東朋香芝病院の事案を担当する、弁護士の山田瞳氏。
 山田氏は、まず「病院側は、監査の途中から、不当と指摘されている内容について、一部認めるところがあったので、返還をしたい、反省を示したいという意向を持っていた。ただし、その対象範囲を明らかにすることを求めても、地方厚生局からの返答はなく、返還したくてもできない状況だった」と説明。さらに、取消処分に先立つ聴聞についても、「聴聞通知書が発布されるが、記載の内容を弁護士数人で読んでも、何が書いているのかが分からなかった。これが行政のやり方かと正直、驚いた」と述べ、処分の手続き、引いては取消処分の根拠の不明瞭さを指摘。「聴聞のやり取りでも、病院がどんな事実で処分されるのか、何度も聞いたが、『重複する質問はやめてほしい』と言われる場面もあった」と山田氏は指摘するとともに、将来の訴訟に備えるためには、聴聞の手続きでは争点を引き出す重要性を訴えた。

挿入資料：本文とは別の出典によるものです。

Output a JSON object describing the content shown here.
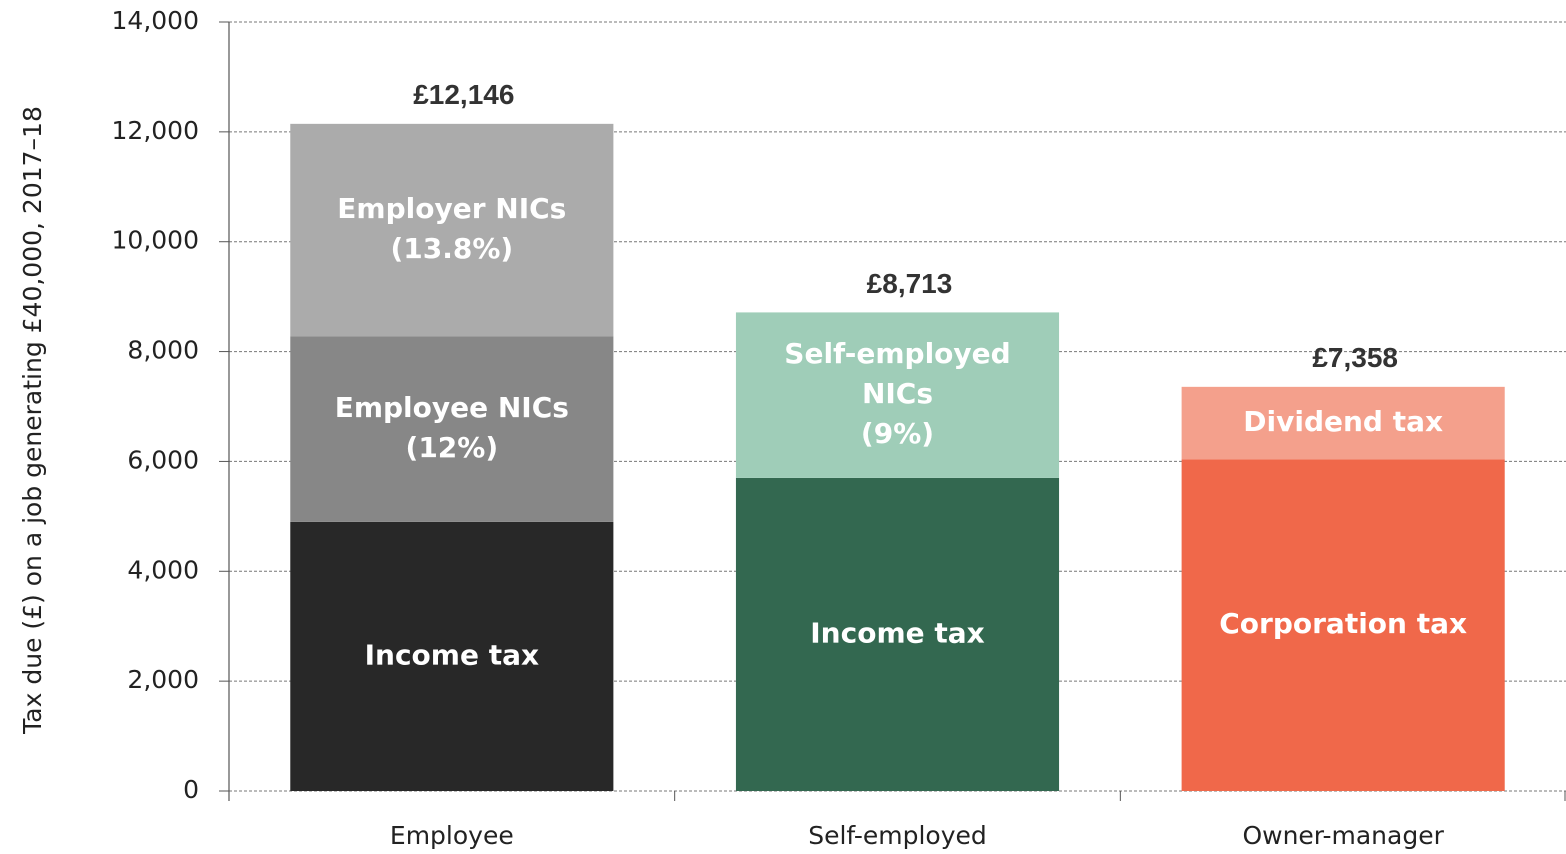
{
  "chart_data": {
    "type": "stacked-bar",
    "y_label": "Tax due (£) on a job generating £40,000, 2017–18",
    "categories": [
      "Employee",
      "Self-employed",
      "Owner-manager"
    ],
    "series": [
      {
        "name": [
          "Income tax"
        ],
        "color": "#282828",
        "values": [
          4900,
          null,
          null
        ]
      },
      {
        "name": [
          "Employee NICs",
          "(12%)"
        ],
        "color": "#878787",
        "values": [
          3380,
          null,
          null
        ]
      },
      {
        "name": [
          "Employer NICs",
          "(13.8%)"
        ],
        "color": "#ababab",
        "values": [
          3866,
          null,
          null
        ]
      },
      {
        "name": [
          "Income tax"
        ],
        "color": "#336850",
        "values": [
          null,
          5700,
          null
        ]
      },
      {
        "name": [
          "Self-employed",
          "NICs",
          "(9%)"
        ],
        "color": "#9fcdb8",
        "values": [
          null,
          3013,
          null
        ]
      },
      {
        "name": [
          "Corporation tax"
        ],
        "color": "#f0684a",
        "values": [
          null,
          null,
          6040
        ]
      },
      {
        "name": [
          "Dividend tax"
        ],
        "color": "#f4a08c",
        "values": [
          null,
          null,
          1318
        ]
      }
    ],
    "totals": [
      12146,
      8713,
      7358
    ],
    "total_labels": [
      "£12,146",
      "£8,713",
      "£7,358"
    ],
    "ylim": [
      0,
      14000
    ],
    "yticks": [
      0,
      {
        "value": 2000,
        "label": "2,000"
      },
      {
        "value": 4000,
        "label": "4,000"
      },
      {
        "value": 6000,
        "label": "6,000"
      },
      {
        "value": 8000,
        "label": "8,000"
      },
      {
        "value": 10000,
        "label": "10,000"
      },
      {
        "value": 12000,
        "label": "12,000"
      },
      {
        "value": 14000,
        "label": "14,000"
      }
    ],
    "grid": true
  }
}
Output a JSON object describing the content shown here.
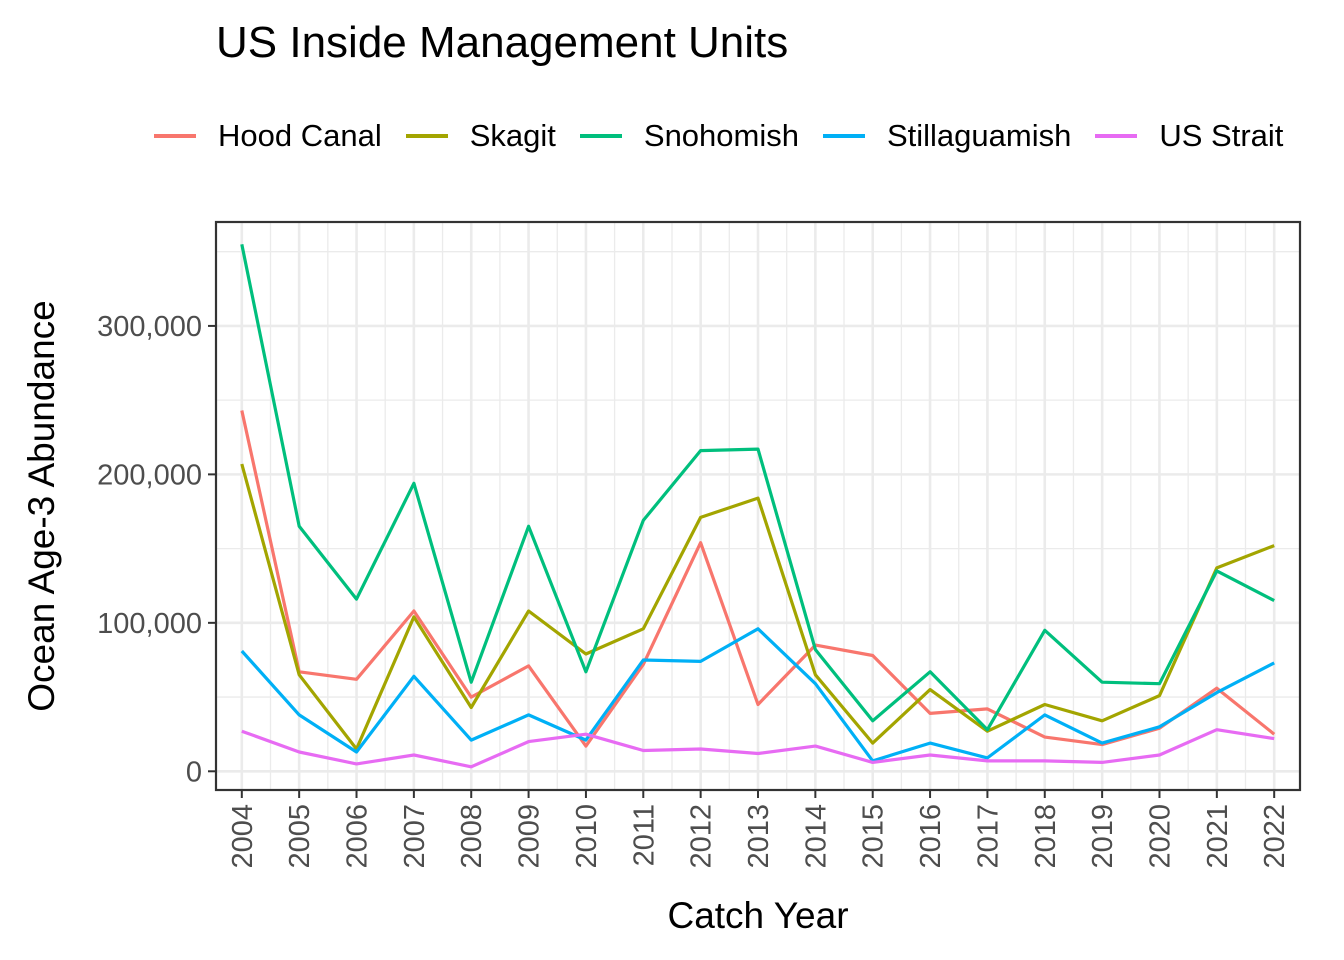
{
  "chart_data": {
    "type": "line",
    "title": "US Inside Management Units",
    "xlabel": "Catch Year",
    "ylabel": "Ocean Age-3 Abundance",
    "x": [
      2004,
      2005,
      2006,
      2007,
      2008,
      2009,
      2010,
      2011,
      2012,
      2013,
      2014,
      2015,
      2016,
      2017,
      2018,
      2019,
      2020,
      2021,
      2022
    ],
    "xlim": [
      2003.55,
      2022.45
    ],
    "ylim": [
      -12600,
      370000
    ],
    "yticks": [
      0,
      100000,
      200000,
      300000
    ],
    "ytick_labels": [
      "0",
      "100,000",
      "200,000",
      "300,000"
    ],
    "grid": true,
    "legend_position": "top",
    "series": [
      {
        "name": "Hood Canal",
        "color": "#F8766D",
        "values": [
          243000,
          67000,
          62000,
          108000,
          50000,
          71000,
          17000,
          72000,
          154000,
          45000,
          85000,
          78000,
          39000,
          42000,
          23000,
          18000,
          29000,
          56000,
          25000
        ]
      },
      {
        "name": "Skagit",
        "color": "#A3A500",
        "values": [
          207000,
          65000,
          15000,
          104000,
          43000,
          108000,
          79000,
          96000,
          171000,
          184000,
          65000,
          19000,
          55000,
          27000,
          45000,
          34000,
          51000,
          137000,
          152000
        ]
      },
      {
        "name": "Snohomish",
        "color": "#00BF7D",
        "values": [
          355000,
          165000,
          116000,
          194000,
          60000,
          165000,
          67000,
          169000,
          216000,
          217000,
          82000,
          34000,
          67000,
          28000,
          95000,
          60000,
          59000,
          135000,
          115000
        ]
      },
      {
        "name": "Stillaguamish",
        "color": "#00B0F6",
        "values": [
          81000,
          38000,
          13000,
          64000,
          21000,
          38000,
          21000,
          75000,
          74000,
          96000,
          59000,
          7000,
          19000,
          9000,
          38000,
          19000,
          30000,
          53000,
          73000
        ]
      },
      {
        "name": "US Strait",
        "color": "#E76BF3",
        "values": [
          27000,
          13000,
          5000,
          11000,
          3000,
          20000,
          25000,
          14000,
          15000,
          12000,
          17000,
          6000,
          11000,
          7000,
          7000,
          6000,
          11000,
          28000,
          22000
        ]
      }
    ]
  }
}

 東朋香芝病院の件では、安定的な診療の継続と職員雇用の観点から、監査の頃から大阪府下の医療法人に病院を譲渡する方向で検討していた。これに対し、奈良県は、後継病院を公募(『後継に2法人が応募、奈良香芝病院問題』を参照)。大阪府下の医療法人は、開設許可申請の書類自体を受け取ろうとしなかった県を相手に「病院開設許可申請拒否処分取消」「不作為の違法確認」などを求め、提訴している。井上氏は、「県がまともな答弁をしないので、2回の口頭弁論で結審した。県が追加の書面を出すとしたが、裁判所は不要だとした。行政は、法律で認められた以上のことを、指導という名のもとでやっている。これは、裁判に訴えても是正しなければいけない」と強気の構えだ。判決は10月31日の予定。